Tensions are high between Washington and Tehran over U.S. accusations that Iran is secretly trying to develop nuclear weapons and arming Shiite militias in Iraq that target U.S. troops. Iran has denied both claims.

Fears are high in Iran that the U.S. or Israel will carry out a military strike on the country, which Iranian leaders have warned would spark retaliation against Israel and U.S. bases in the region. Washington has said it is addressing the Iran situation diplomatically, but U.S. officials also say that all options are open.

Mirdamadi said Western powers have to stop any talk of war if they want democracy to succeed in Iran. The threat of an attack "helps Ahmadinejad's political agenda," he said.

"Any U.S. military action against Iran will only boost radicals within Iran ... Military action will set back democracy in Iran for a decade or two," Mirdamadi warned.

Mirdamadi, leader of the Islamic Iran Participation Front, was a top lawmaker among the democracy activists who held a majority in parliament under Ahmadinejad's predecessor, pro-reform President Mohammad Khatami, from 1997-2005.

But in 2004, hard-liners in the unelected clerical bodies that oversee Iran's political system barred him and other reformists from seeking re-election, putting conservatives back in control.

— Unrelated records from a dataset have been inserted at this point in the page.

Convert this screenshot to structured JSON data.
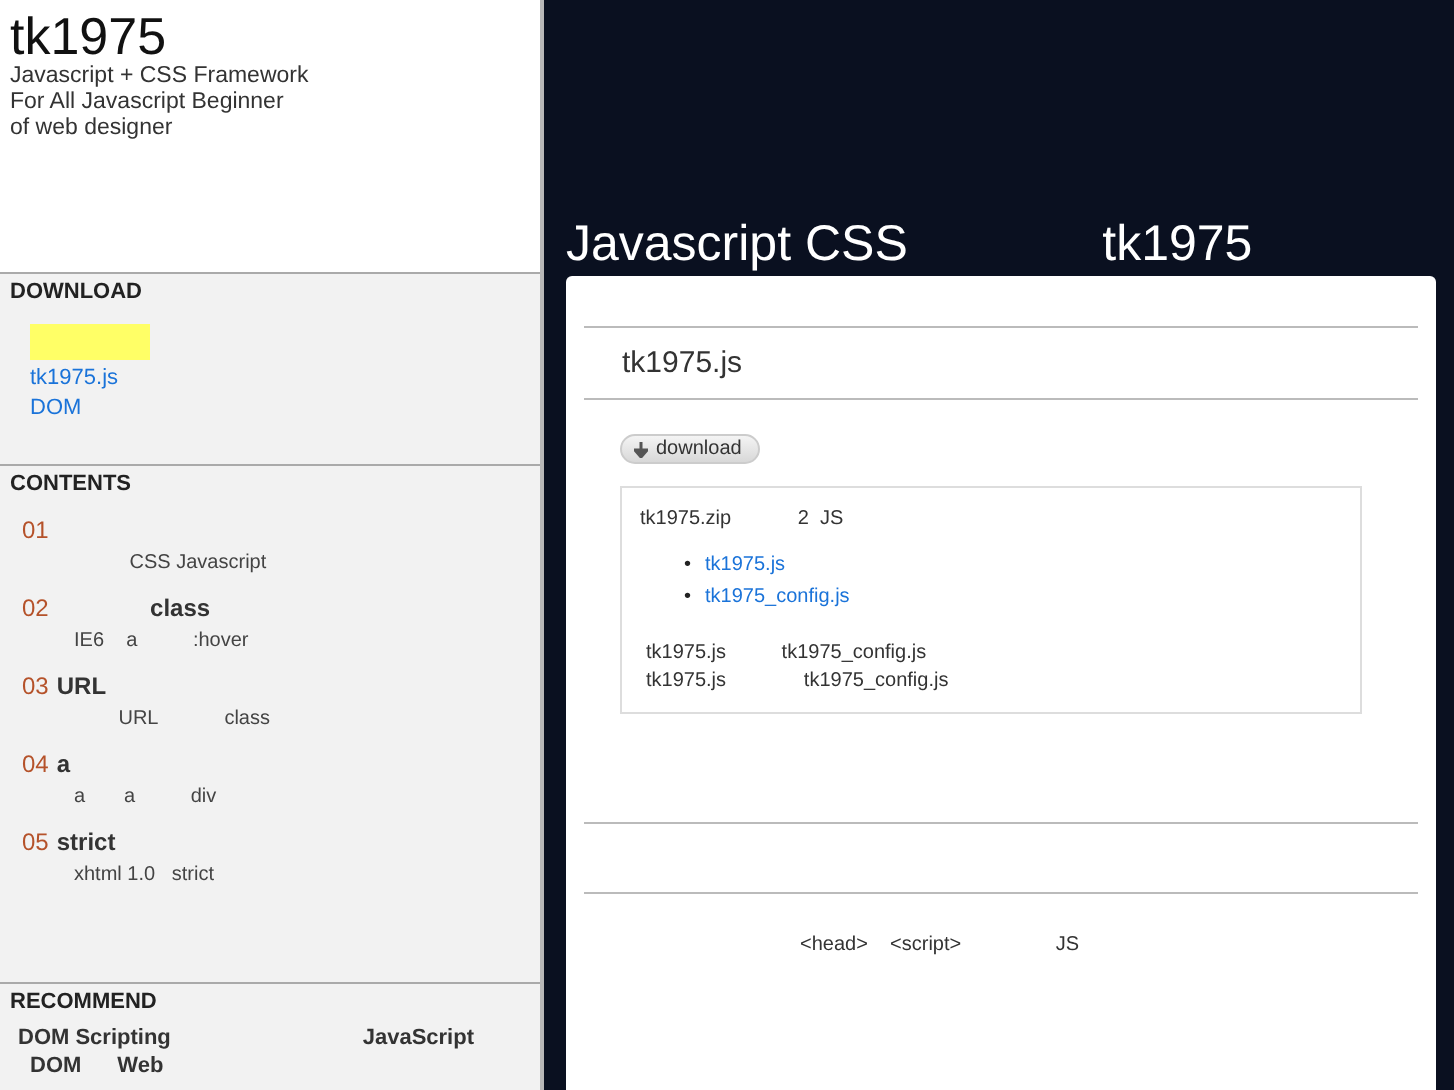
{
  "site": {
    "title": "tk1975",
    "tagline": [
      "Javascript + CSS Framework",
      "For All Javascript Beginner",
      "of web designer"
    ]
  },
  "download_section": {
    "heading": "DOWNLOAD",
    "links": [
      "tk1975.js",
      "DOM"
    ]
  },
  "contents_section": {
    "heading": "CONTENTS",
    "items": [
      {
        "number": "01",
        "desc": "          CSS Javascript"
      },
      {
        "number": "02",
        "title": "              class",
        "desc": "IE6    a          :hover"
      },
      {
        "number": "03",
        "title": "URL",
        "desc": "        URL            class"
      },
      {
        "number": "04",
        "title": "a",
        "desc": "a       a          div"
      },
      {
        "number": "05",
        "title": "strict",
        "desc": "xhtml 1.0   strict"
      }
    ]
  },
  "recommend_section": {
    "heading": "RECOMMEND",
    "books": [
      "DOM Scripting",
      "JavaScript"
    ],
    "cut_line": [
      "DOM",
      "Web"
    ]
  },
  "page_heading": "Javascript CSS              tk1975",
  "article": {
    "title": "tk1975.js",
    "download_button": "download",
    "box": {
      "intro": "tk1975.zip            2  JS",
      "files": [
        {
          "bullet": "•",
          "name": "tk1975.js"
        },
        {
          "bullet": "•",
          "name": "tk1975_config.js"
        }
      ],
      "lines": [
        "tk1975.js          tk1975_config.js",
        "tk1975.js              tk1975_config.js"
      ]
    },
    "footer_text": "<head>    <script>                 JS"
  }
}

The following year, Ahmadinejad was elected president. Reformists - who want to loosen Iran's social and political restrictions and favor better relations with the U.S. - were left demoralized and divided.

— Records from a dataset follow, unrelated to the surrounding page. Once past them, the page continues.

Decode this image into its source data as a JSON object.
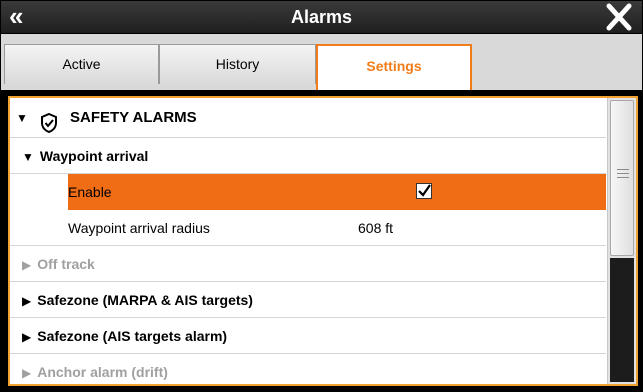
{
  "window": {
    "title": "Alarms"
  },
  "tabs": [
    {
      "label": "Active"
    },
    {
      "label": "History"
    },
    {
      "label": "Settings"
    }
  ],
  "section": {
    "title": "SAFETY ALARMS"
  },
  "groups": {
    "waypoint": {
      "label": "Waypoint arrival",
      "enable_label": "Enable",
      "enable_checked": true,
      "radius_label": "Waypoint arrival radius",
      "radius_value": "608 ft"
    },
    "off_track": {
      "label": "Off track"
    },
    "safezone_marpa": {
      "label": "Safezone (MARPA & AIS targets)"
    },
    "safezone_ais": {
      "label": "Safezone (AIS targets alarm)"
    },
    "anchor": {
      "label": "Anchor alarm (drift)"
    }
  },
  "colors": {
    "accent": "#f07d1a",
    "highlight": "#f06c15",
    "panel_border": "#f0a232",
    "disabled_text": "#a0a0a0"
  }
}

Since then, Ahmadinejad's star has fallen at home. Elected on a populist agenda, he failed to keep campaign promises to bring oil revenues to every family, eradicate poverty and tackle unemployment.

Housing prices in Tehran have tripled, and prices for fruit, vegetables or other basic commodities have more than doubled since last summer. Inflation further worsened after a 25 percent increase in fuel prices in May.

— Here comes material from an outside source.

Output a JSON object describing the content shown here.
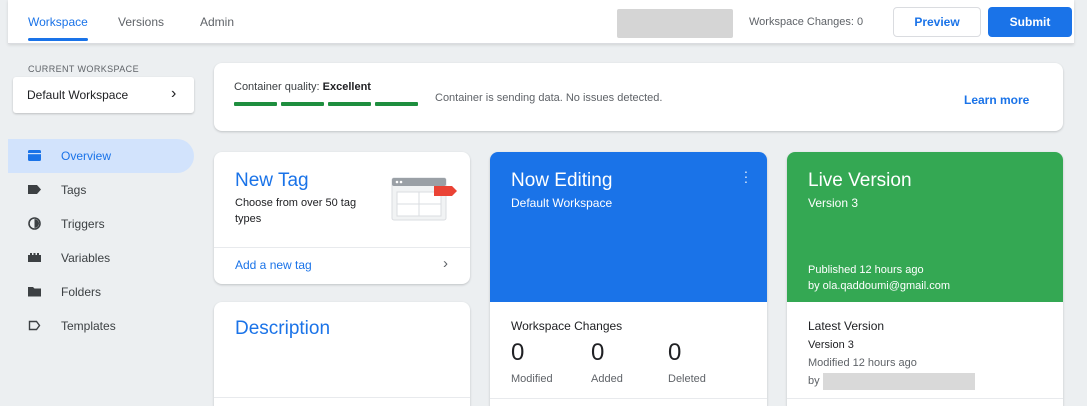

Last December, Ahmadinejad's allies were humiliated in municipal elections, with some reformists gaining seats. He was dealt another blow when a rival, former President Hashemi Rafsanjani, was chosen as chairman of the Assembly of Experts, a powerful clerical body, over a close Ahmadinejad ally.

Conservatives who once supported the president have increasingly joined in the criticism, saying he needs to pay more attention to the economy and that his inflammatory rhetoric has needlessly stoked tensions with the West.

Mirdamadi said democratic reforms still have a chance of success.

"Ahmadinejad's popularity has declined. Those who voted for him expected improvement in their living standards but it didn't happen. The honeymoon is over," he said. "If this trend continues, he will have no chance for re-election."


Right, the fake reform party is worried about their fake democracy, and harm done by shining a little light on their fake positions. These fake reform parties are the flip side of the same coin. If they really wanted reform they would take this opportunity to challenge the hard liners head on. Hiding in the shadows and toying with useless reforms that have no effect whatsoever will never achieve anything. If there really interested in any type of meaning reform they could start stating publicly that there is no democracy in Iran, nothing even remotely close.